SOLO — Anik, seorang pedagang telur ayam di Pasar Legi Solo, mengaku mulai mengurangi jumlah stok barang dagangannya sejak harga mengalami penurunan drastis beberapa pekan terakhir. Ia kini hanya berani menyetok 40 kotak telur per hari, turun 20 persen dari jumlah biasanya yang mencapai 50 kotak.
"Kalau harga lagi turun begini, saya pilih kurangi stok. Daripada nanti malah numpuk dan malah bikin rugi lebih besar," ujar Anik saat ditemui di kiosnya, Senin lalu.
Harga Anjlok, Pedagang Pilih Pasang Badan
Fluktuasi harga telur ayam di tingkat pedagang eceran Solo memang kerap terjadi, namun penurunan kali ini dinilai cukup dalam. Anik menyebut, harga jual di lapangan sempat tidak sebanding dengan harga beli dari distributor, sehingga margin keuntungannya nyaris hilang.
"Kalau stok banyak tapi harga jual jatuh, yang rugi ya kami. Makanya saya lebih hati-hati sekarang. Daripada ambil banyak, mending ambil secukupnya," tambahnya.
Stok Melimpah, Daya Beli Menurun
Kondisi ini diperparah dengan daya beli masyarakat yang cenderung stagnan. Anik mencontohkan, saat harga telur masih stabil, permintaan dari pembeli rumahan dan pemilik warung makan cukup tinggi. Namun ketika harga mulai tidak menentu, banyak pelanggan yang memilih mengurangi porsi belanja atau beralih ke sumber protein lain yang lebih murah.
Meski demikian, Anik memastikan pasokan telur dari peternak masih melimpah. "Dari pusat (distributor) stoknya banyak, cuma kami yang di pasar ini yang harus pintar-pintar ngatur," katanya.
Pedagang Berharap Harga Segera Stabil
Anik berharap harga telur ayam bisa segera kembali normal dalam waktu dekat.
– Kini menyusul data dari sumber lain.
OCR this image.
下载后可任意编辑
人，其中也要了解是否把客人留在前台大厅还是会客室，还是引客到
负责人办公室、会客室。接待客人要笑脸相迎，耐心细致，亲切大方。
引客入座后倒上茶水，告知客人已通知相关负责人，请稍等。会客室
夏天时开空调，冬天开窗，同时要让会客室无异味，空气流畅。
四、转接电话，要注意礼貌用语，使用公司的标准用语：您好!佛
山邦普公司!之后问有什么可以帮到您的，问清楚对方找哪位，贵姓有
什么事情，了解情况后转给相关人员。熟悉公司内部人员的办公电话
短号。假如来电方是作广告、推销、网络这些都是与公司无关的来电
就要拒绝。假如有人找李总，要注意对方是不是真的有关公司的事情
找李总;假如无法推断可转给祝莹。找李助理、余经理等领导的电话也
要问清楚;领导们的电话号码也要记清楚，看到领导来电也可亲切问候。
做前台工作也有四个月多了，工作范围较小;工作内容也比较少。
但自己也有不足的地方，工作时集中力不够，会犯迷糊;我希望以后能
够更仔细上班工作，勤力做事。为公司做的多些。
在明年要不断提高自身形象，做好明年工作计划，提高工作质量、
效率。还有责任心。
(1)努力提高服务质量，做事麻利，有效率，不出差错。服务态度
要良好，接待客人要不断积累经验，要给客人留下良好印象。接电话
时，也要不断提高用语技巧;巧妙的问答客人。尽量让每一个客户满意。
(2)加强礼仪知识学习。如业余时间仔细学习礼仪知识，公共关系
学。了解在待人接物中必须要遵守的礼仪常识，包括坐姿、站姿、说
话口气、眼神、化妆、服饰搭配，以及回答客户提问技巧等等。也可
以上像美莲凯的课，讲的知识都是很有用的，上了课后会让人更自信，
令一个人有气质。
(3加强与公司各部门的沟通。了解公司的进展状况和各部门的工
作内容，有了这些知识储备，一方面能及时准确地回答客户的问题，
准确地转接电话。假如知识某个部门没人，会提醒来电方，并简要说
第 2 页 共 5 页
Jika tidak, ia khawatir harus kembali memangkas stok lebih dalam lagi, yang ujung-ujungnya bisa memicu kelangkaan di tingkat eceran.
"Kami pedagang kecil ini kan maunya harga yang wajar-wajar saja. Tidak usah naik turun seperti ini. Biar kami juga bisa jualan dengan tenang," pungkasnya.